Há relatos de que faltaram dispositivos de proteção para funcionários que entravam e saíam dos asilos, não realização de testes do coronavírus, permissão para visitas, transferência de pacientes positivos para dentro dessas moradias e até a proibição, por dirigentes, do uso de máscaras e luvas, nos primeiros dias da epidemia, para evitar o "pânico" entre idosos.

Segundo o Instituto Superior de Saúde, entre 10 de fevereiro e 14 de abril, morreram quase 7 mil idosos em asilos de todo o país, sendo 3.045 na Lombardia. No total, 40% dos óbitos são de casos confirmados de Covid-19 ou suspeitos com sintomas.

Os números, no entanto, tendem a ser maiores. O levantamento leva em consideração dados de 1.082 casas de repouso. A Itália tem 4.629 residências sanitárias assistenciais, como são chamadas as estruturas públicas e privadas que cuidam de idosos.

De acordo com a pesquisa, as principais dificuldades na gestão do coronavírus dentro dessas residências estão relacionadas à falta de informações sobre como proceder para conter a infecção, falta de dispositivos de proteção pessoal e dificuldades para isolar casos positivos e/ou realizar exames.

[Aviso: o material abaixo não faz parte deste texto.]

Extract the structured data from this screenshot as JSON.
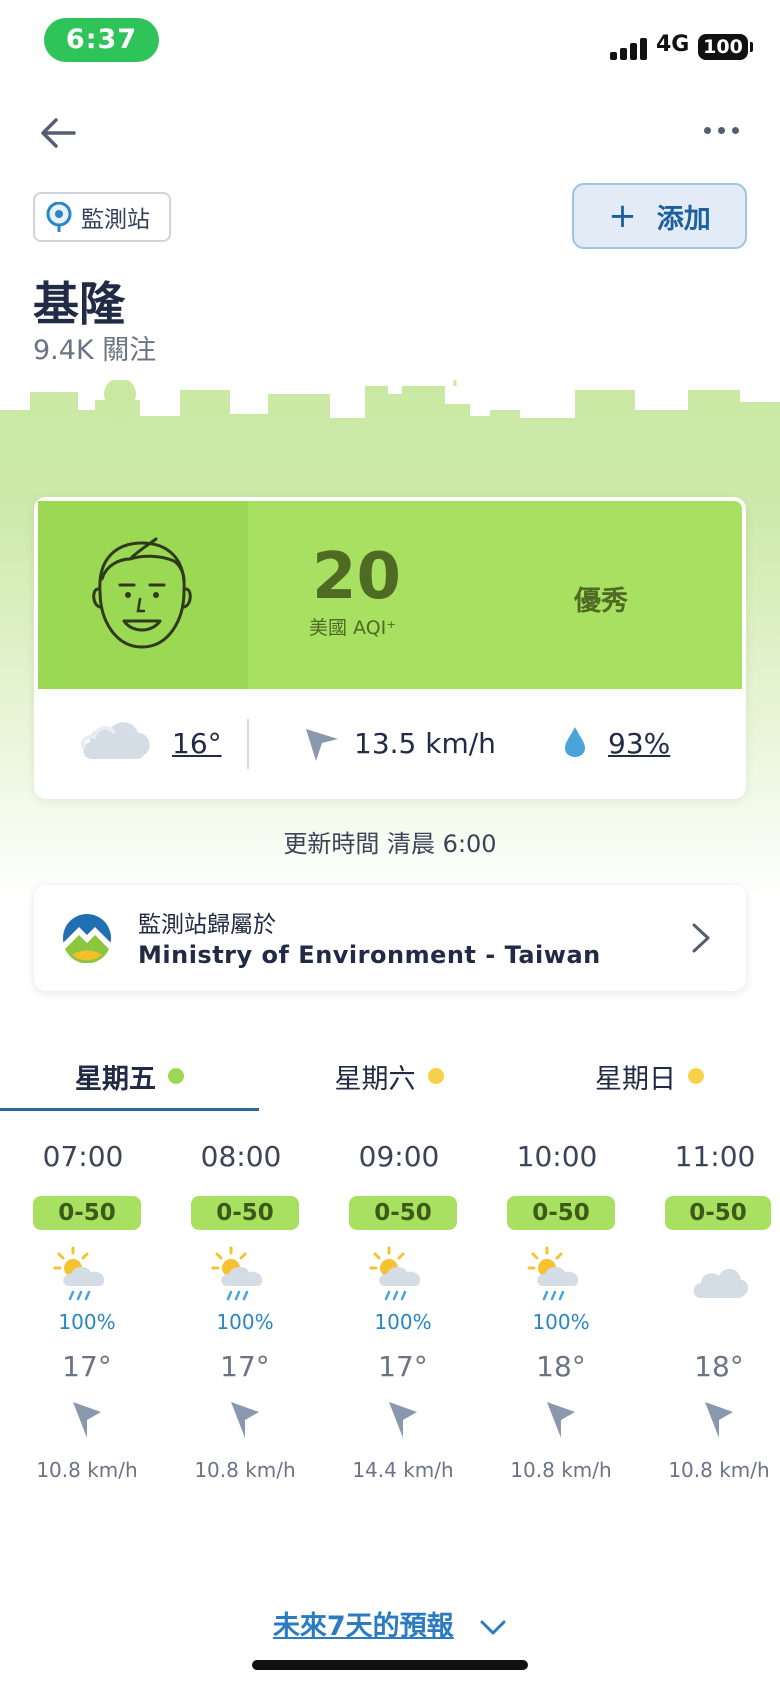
{
  "status_bar": {
    "time": "6:37",
    "network": "4G",
    "battery": "100"
  },
  "nav": {
    "back_icon": "arrow-left-icon",
    "more_icon": "more-horizontal-icon"
  },
  "station_tag": {
    "label": "監測站",
    "icon": "location-pin-icon"
  },
  "add_button": {
    "plus": "+",
    "label": "添加"
  },
  "city": {
    "name": "基隆",
    "followers": "9.4K 關注"
  },
  "aqi": {
    "value": "20",
    "unit": "美國 AQI⁺",
    "status": "優秀",
    "color": "#a8e061",
    "face_icon": "happy-face-icon"
  },
  "weather": {
    "temperature": "16°",
    "wind": "13.5 km/h",
    "humidity": "93%",
    "cloud_icon": "cloud-icon",
    "wind_icon": "wind-direction-icon",
    "humidity_icon": "water-drop-icon"
  },
  "update_time": "更新時間 清晨 6:00",
  "source": {
    "label": "監測站歸屬於",
    "name": "Ministry of Environment - Taiwan",
    "logo": "moenv-logo"
  },
  "day_tabs": [
    {
      "label": "星期五",
      "dot_color": "#9bd853",
      "active": true
    },
    {
      "label": "星期六",
      "dot_color": "#f7d14a",
      "active": false
    },
    {
      "label": "星期日",
      "dot_color": "#f7d14a",
      "active": false
    }
  ],
  "hourly": [
    {
      "time": "07:00",
      "aqi": "0-50",
      "icon": "sun-rain-cloud-icon",
      "precip": "100%",
      "temp": "17°",
      "wind": "10.8 km/h"
    },
    {
      "time": "08:00",
      "aqi": "0-50",
      "icon": "sun-rain-cloud-icon",
      "precip": "100%",
      "temp": "17°",
      "wind": "10.8 km/h"
    },
    {
      "time": "09:00",
      "aqi": "0-50",
      "icon": "sun-rain-cloud-icon",
      "precip": "100%",
      "temp": "17°",
      "wind": "14.4 km/h"
    },
    {
      "time": "10:00",
      "aqi": "0-50",
      "icon": "sun-rain-cloud-icon",
      "precip": "100%",
      "temp": "18°",
      "wind": "10.8 km/h"
    },
    {
      "time": "11:00",
      "aqi": "0-50",
      "icon": "cloud-icon",
      "precip": "",
      "temp": "18°",
      "wind": "10.8 km/h"
    }
  ],
  "forecast_link": {
    "label": "未來7天的預報",
    "icon": "chevron-down-icon"
  }
}
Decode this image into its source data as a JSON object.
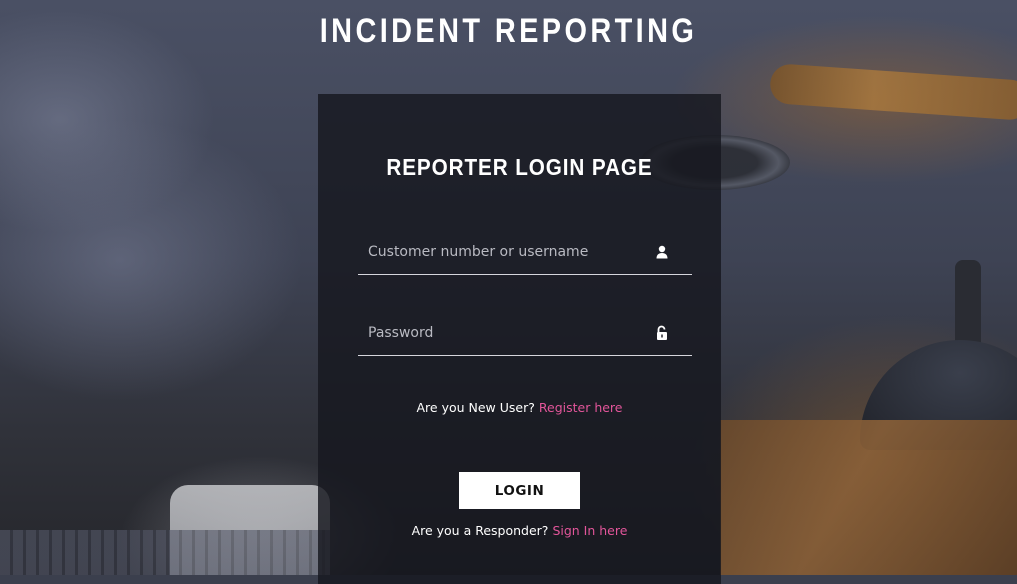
{
  "site": {
    "title": "INCIDENT REPORTING"
  },
  "login": {
    "heading": "REPORTER LOGIN PAGE",
    "username": {
      "placeholder": "Customer number or username",
      "value": "",
      "icon": "user-icon"
    },
    "password": {
      "placeholder": "Password",
      "value": "",
      "icon": "unlock-icon"
    },
    "register_prompt": "Are you New User?",
    "register_link": "Register here",
    "submit_label": "LOGIN",
    "responder_prompt": "Are you a Responder?",
    "responder_link": "Sign In here"
  },
  "colors": {
    "accent_link": "#e2559a",
    "panel": "#16171e",
    "button": "#ffffff"
  }
}
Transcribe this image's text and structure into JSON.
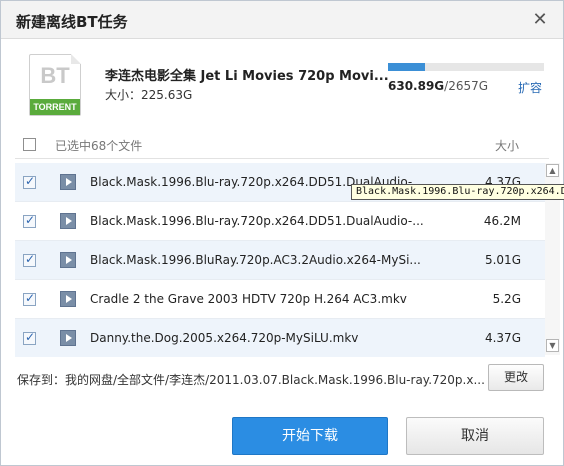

Diretor-geral-assistente da OMS (Organização Mundial da Saúde), o médico italiano Ranieri Guerra, especialista em saúde pública, definiu a situação como um massacre. Diferentemente de países como Espanha e EUA, onde a chegada do coronavírus foi marcada pela disseminação dentro e a partir dessas estruturas, na Itália a contaminação dos asilos ganhou força no decorrer da emergência sanitária.